Most addicts and alcoholics have a built-in, well-refined ability to emotionally manipulate others. Since the people that are in close relationships with them are usually caught between hope and fear, the manipulation takes on a dysfunctional lock and key fit.  The “codependent” people are easily manipulated as they desperately hope that things will change when they provide help to the addict.  Yet they are afraid that things will go terribly wrong if they don’t offer the help/enabling.  This makes the codependent person an easy target for manipulation as they operate in a delusion of false responsibility.

Some of the manipulations that addicts offer comes in very subtle ways.  Three of these are described below.
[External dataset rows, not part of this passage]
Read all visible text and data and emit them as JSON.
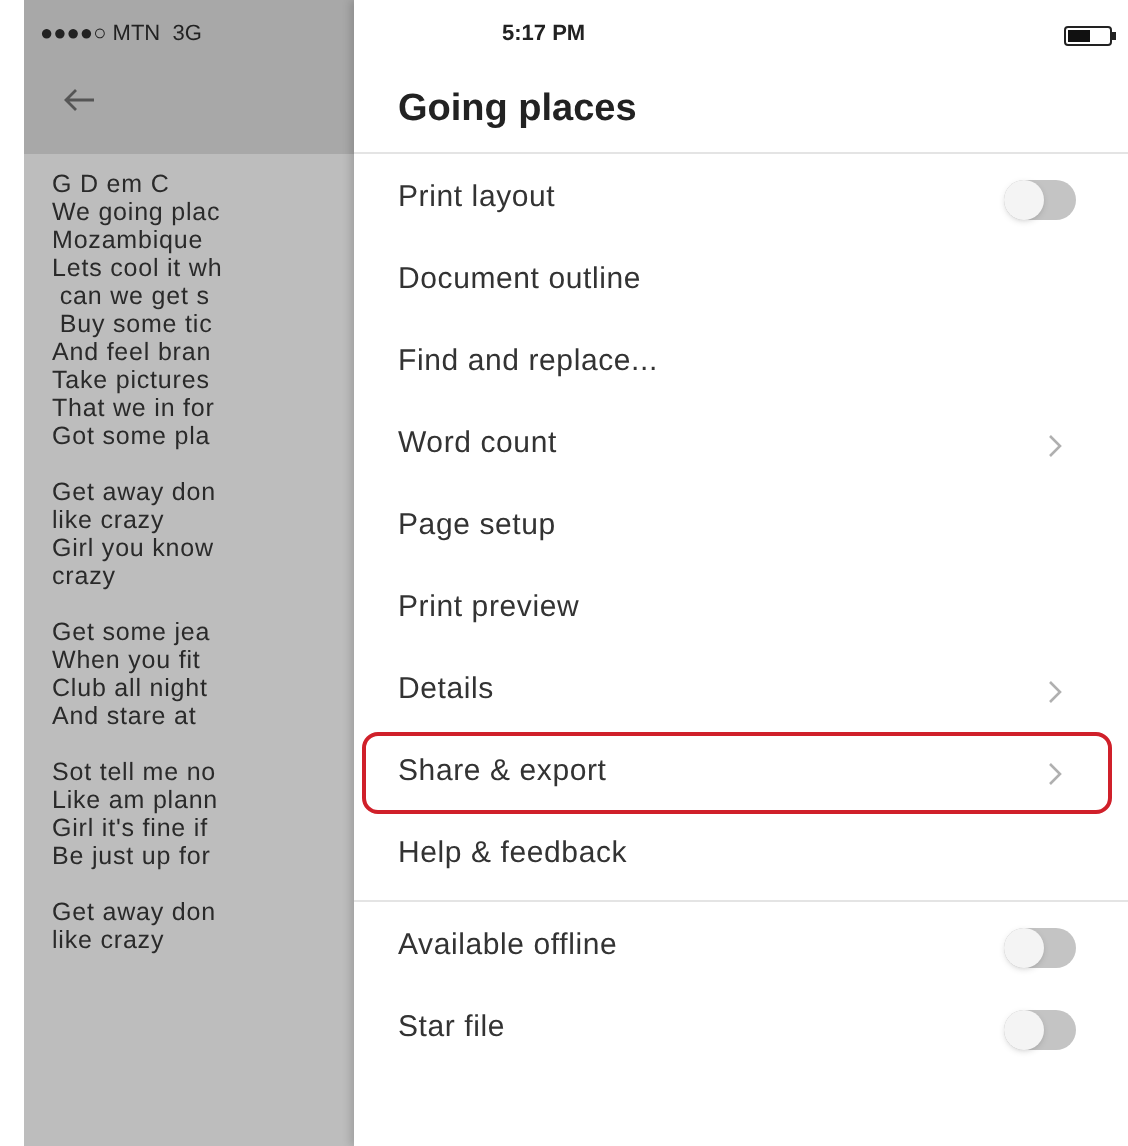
{
  "status_bar": {
    "carrier": "●●●●○ MTN  3G",
    "time": "5:17 PM"
  },
  "document": {
    "paragraphs": [
      [
        "G D em C",
        "We going plac",
        "Mozambique",
        "Lets cool it wh",
        " can we get s",
        " Buy some tic",
        "And feel bran",
        "Take pictures",
        "That we in for",
        "Got some pla"
      ],
      [
        "Get away don",
        "like crazy",
        "Girl you know",
        "crazy"
      ],
      [
        "Get some jea",
        "When you fit",
        "Club all night",
        "And stare at"
      ],
      [
        "Sot tell me no",
        "Like am plann",
        "Girl it's fine if",
        "Be just up for"
      ],
      [
        "Get away don",
        "like crazy"
      ]
    ]
  },
  "menu": {
    "title": "Going places",
    "groups": [
      [
        {
          "label": "Print layout",
          "kind": "toggle",
          "on": false,
          "highlighted": false
        },
        {
          "label": "Document outline",
          "kind": "plain",
          "highlighted": false
        },
        {
          "label": "Find and replace...",
          "kind": "plain",
          "highlighted": false
        },
        {
          "label": "Word count",
          "kind": "chevron",
          "highlighted": false
        },
        {
          "label": "Page setup",
          "kind": "plain",
          "highlighted": false
        },
        {
          "label": "Print preview",
          "kind": "plain",
          "highlighted": false
        },
        {
          "label": "Details",
          "kind": "chevron",
          "highlighted": false
        },
        {
          "label": "Share & export",
          "kind": "chevron",
          "highlighted": true
        },
        {
          "label": "Help & feedback",
          "kind": "plain",
          "highlighted": false
        }
      ],
      [
        {
          "label": "Available offline",
          "kind": "toggle",
          "on": false,
          "highlighted": false
        },
        {
          "label": "Star file",
          "kind": "toggle",
          "on": false,
          "highlighted": false
        }
      ]
    ]
  }
}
1) “You’re Depriving Me” Game:

An addict/alcoholic will use this over and over if it is one of the tools he/she uses.  This person will create a mess in his/her life and then ask for an unreasonable favor in light of what mess has been created.  For example, if an addict has wrecked a car because of drunk driving, she may ask someone to lend money to help buy a new one and then act like the person in the giving position is selfish if they refuse to help.  Since a lot of lower functioning addicts/alcoholics usually do not provide well for themselves, they are constantly asking for handouts and constantly making excuse as to why the “help” never seems to help them get ahead in life.

2) “It’s too Hard” Game

When help is given to the addict, the codependent person often expects certain conditions to be met if the help is given.  An example of this would be, in reference to the above listed car example,  that the addict would use the car to go search for a job and as a means to get to and from work.  When it comes down to looking for the job, the addicted person has rarely FULLY completed the promise he/she made.  This leaves the helper feeling angry as there was a deal made and a promise made by the addict that they would follow through in trying to get ahead in life.  Truly this person wants to get ahead in life, in part.  However, the stronger part which is in control of the addict, just wants to get high and drunk and escape the pressure.  It IS IN ACTUALITY too hard to get and keep a job when one is high or drunk on a very regular basis.  This leads into yet another game.
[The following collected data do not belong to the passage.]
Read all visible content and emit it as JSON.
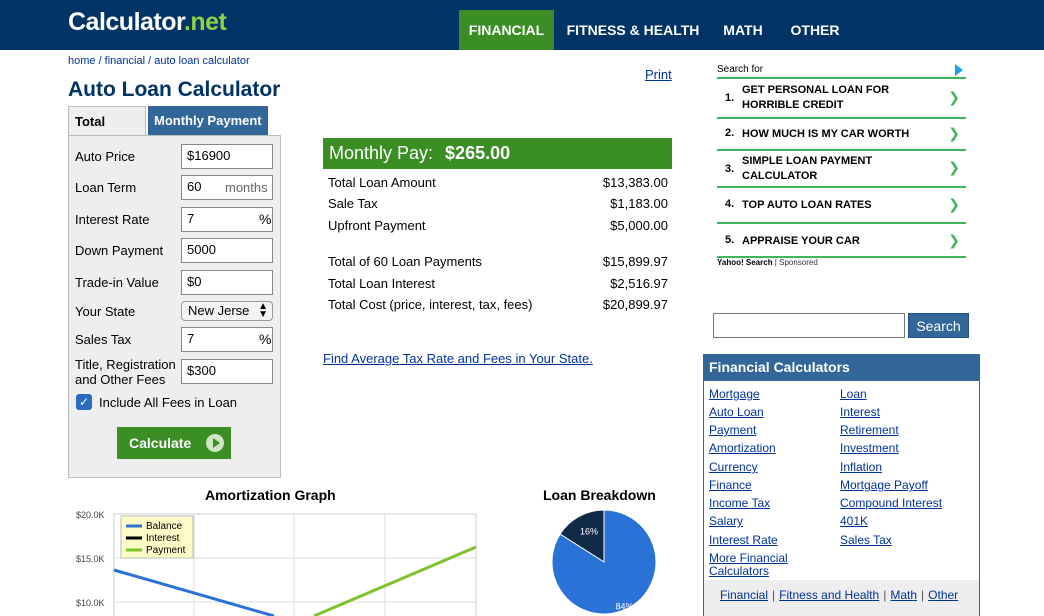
{
  "header": {
    "logo_main": "Calculator",
    "logo_suffix": ".net",
    "nav": [
      "FINANCIAL",
      "FITNESS & HEALTH",
      "MATH",
      "OTHER"
    ]
  },
  "breadcrumb": "home / financial / auto loan calculator",
  "print_label": "Print",
  "title": "Auto Loan Calculator",
  "tabs": [
    "Total Price",
    "Monthly Payment"
  ],
  "form": {
    "auto_price_label": "Auto Price",
    "auto_price_value": "$16900",
    "loan_term_label": "Loan Term",
    "loan_term_value": "60",
    "loan_term_suffix": "months",
    "interest_rate_label": "Interest Rate",
    "interest_rate_value": "7",
    "percent": "%",
    "down_payment_label": "Down Payment",
    "down_payment_value": "5000",
    "trade_in_label": "Trade-in Value",
    "trade_in_value": "$0",
    "state_label": "Your State",
    "state_value": "New Jerse",
    "sales_tax_label": "Sales Tax",
    "sales_tax_value": "7",
    "fees_label_1": "Title, Registration",
    "fees_label_2": "and Other Fees",
    "fees_value": "$300",
    "include_fees_label": "Include All Fees in Loan",
    "calculate_label": "Calculate"
  },
  "results": {
    "monthly_label": "Monthly Pay:",
    "monthly_value": "$265.00",
    "rows": [
      {
        "label": "Total Loan Amount",
        "value": "$13,383.00"
      },
      {
        "label": "Sale Tax",
        "value": "$1,183.00"
      },
      {
        "label": "Upfront Payment",
        "value": "$5,000.00"
      },
      {
        "label": "Total of 60 Loan Payments",
        "value": "$15,899.97"
      },
      {
        "label": "Total Loan Interest",
        "value": "$2,516.97"
      },
      {
        "label": "Total Cost (price, interest, tax, fees)",
        "value": "$20,899.97"
      }
    ],
    "find_link": "Find Average Tax Rate and Fees in Your State."
  },
  "amortization": {
    "title": "Amortization Graph",
    "y_ticks": [
      "$20.0K",
      "$15.0K",
      "$10.0K"
    ],
    "legend": [
      "Balance",
      "Interest",
      "Payment"
    ],
    "colors": {
      "balance": "#2a72d6",
      "interest": "#000000",
      "payment": "#7cc22a"
    }
  },
  "breakdown": {
    "title": "Loan Breakdown",
    "slices": [
      {
        "label": "16%",
        "value": 16,
        "color": "#102a47"
      },
      {
        "label": "84%",
        "value": 84,
        "color": "#2a72d6"
      }
    ]
  },
  "sponsored": {
    "search_for": "Search for",
    "items": [
      {
        "num": "1.",
        "text": "GET PERSONAL LOAN FOR HORRIBLE CREDIT"
      },
      {
        "num": "2.",
        "text": "HOW MUCH IS MY CAR WORTH"
      },
      {
        "num": "3.",
        "text": "SIMPLE LOAN PAYMENT CALCULATOR"
      },
      {
        "num": "4.",
        "text": "TOP AUTO LOAN RATES"
      },
      {
        "num": "5.",
        "text": "APPRAISE YOUR CAR"
      }
    ],
    "yahoo": "Yahoo! Search",
    "sponsored": "Sponsored"
  },
  "search_button": "Search",
  "financial_calcs": {
    "title": "Financial Calculators",
    "left": [
      "Mortgage",
      "Auto Loan",
      "Payment",
      "Amortization",
      "Currency",
      "Finance",
      "Income Tax",
      "Salary",
      "Interest Rate",
      "More Financial Calculators"
    ],
    "right": [
      "Loan",
      "Interest",
      "Retirement",
      "Investment",
      "Inflation",
      "Mortgage Payoff",
      "Compound Interest",
      "401K",
      "Sales Tax"
    ],
    "footer": [
      "Financial",
      "Fitness and Health",
      "Math",
      "Other"
    ]
  }
}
3)  “It Wasn’t That Bad” Game

If  the codependent person actually gets assertive enough to point out the pattern of using and drinking that thwarts any effort to get ahead on the addict’s part, the addict minimizes the use of alcohol/drugs and explains it away as not being connected in any way to the lack of progress in achieving life goals. Inside of this game, the person minimizes, not only the substance use or effects of other addictive behavior, but minimizes the viewpoint of the codependent person.  The irony of this is that the codependent person is often more in touch with the healthy reality of life.  The addict has delusional thinking in not connecting the dots i.e.,  the cause and effect of using.  This delusion becomes a shared reality with the codependent as this enabler gets sucked into a sort of black hole of mental denial that reality is not actually what it is.

Clearing away the fog of the delusion is like coming out of a trance.  It can take time to correct the thinking process and get on a healthy track.